Where the file my_connector_name.incl has the following content:

Include file containing Kafka connection details
KAFKA_CONNECTION_NAME my_connection_name
KAFKA_BOOTSTRAP_SERVERS my_server:9092
KAFKA_KEY my_username
KAFKA_SECRET my_password

And the Kafka .datasource files look like the following:

Data Source using includes for Kafka connection details
SCHEMA >
  `__value` String,
  `__topic` LowCardinality(String),
  `__partition` Int16,
  `__offset` Int64,
  `__timestamp` DateTime,
  `__key` String

ENGINE "MergeTree"
ENGINE_PARTITION_KEY "toYYYYMM(timestamp)"
ENGINE_SORTING_KEY "timestamp"

INCLUDE "connections/my_connection_name.incl"

KAFKA_TOPIC my_topic
KAFKA_GROUP_ID my_group_id

When using tb pull to pull a Kafka Data Source using the CLI, the KAFKA_KEY and KAFKA_SECRET settings are not included in the file, to avoid exposing credentials.

Limits

The limits for the Kafka connector are:

  • Minimum flush time: 4 seconds
  • Throughtput (uncompressed) 20MB/s
  • Up to 3 connections per workspace

The Kafka connector is able to scale beyond these limits.

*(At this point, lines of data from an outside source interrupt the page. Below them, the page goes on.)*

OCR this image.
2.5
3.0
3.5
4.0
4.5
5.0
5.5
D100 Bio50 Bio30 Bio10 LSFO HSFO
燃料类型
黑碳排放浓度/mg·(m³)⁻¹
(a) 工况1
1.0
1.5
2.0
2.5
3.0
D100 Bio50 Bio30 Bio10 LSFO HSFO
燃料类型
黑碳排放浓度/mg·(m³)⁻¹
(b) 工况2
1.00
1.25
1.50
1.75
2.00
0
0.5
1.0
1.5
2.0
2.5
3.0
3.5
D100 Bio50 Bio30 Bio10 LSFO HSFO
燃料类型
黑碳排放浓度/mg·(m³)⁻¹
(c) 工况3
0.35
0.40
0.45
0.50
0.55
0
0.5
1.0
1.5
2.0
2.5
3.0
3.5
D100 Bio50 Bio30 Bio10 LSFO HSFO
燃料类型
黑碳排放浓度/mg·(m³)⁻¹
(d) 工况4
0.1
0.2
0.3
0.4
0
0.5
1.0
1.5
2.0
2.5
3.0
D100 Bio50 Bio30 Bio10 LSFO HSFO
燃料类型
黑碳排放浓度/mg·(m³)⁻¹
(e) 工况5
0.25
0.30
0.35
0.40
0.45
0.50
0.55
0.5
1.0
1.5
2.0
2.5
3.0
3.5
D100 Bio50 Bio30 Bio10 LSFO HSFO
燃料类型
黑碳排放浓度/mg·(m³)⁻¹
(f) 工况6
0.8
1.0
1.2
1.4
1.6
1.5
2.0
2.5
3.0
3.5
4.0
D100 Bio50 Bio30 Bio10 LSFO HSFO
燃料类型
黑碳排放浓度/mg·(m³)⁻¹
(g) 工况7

If you are reaching these limits, contact support@tinybird.co.

FAQs

Is the Kafka Schema Registry supported?

Yes, for decoding Avro messages. You can choose to enable Schema Registry support when connecting Tinybird to Kafka. You will be prompted to add your Schema Registry connection details, e.g. https://<SCHEMA_REGISTRY_API_KEY>:<SCHEMA_REGISTRY_API_SECRET>@<SCHEMA_REGISTRY_API_URL>. However, the Kafka Data Source schema will not be defined using the Schema Registry, the Schema Registry is simply used to decode the messages.

Can Tinybird ingest compressed messages?

Yes, Tinybird can consume from Kafka topics where Kafka compression has been enabled, as decompressing the message is a standard function of the Kafka Consumer.

However, if you compressed the message before passing it through the Kafka Producer, then Tinybird cannot do post-Consumer processing to decompress the message.

For example, if you compressed a JSON message through gzip and produced it to a Kafka topic as a bytes message, it would be ingested by Tinybird as bytes. If you produced a JSON message to a Kafka topic with the Kafka Producer setting compression.type=gzip, while it would be stored in Kafka as compressed bytes, it would be decoded on ingestion and arrive to Tinybird as JSON.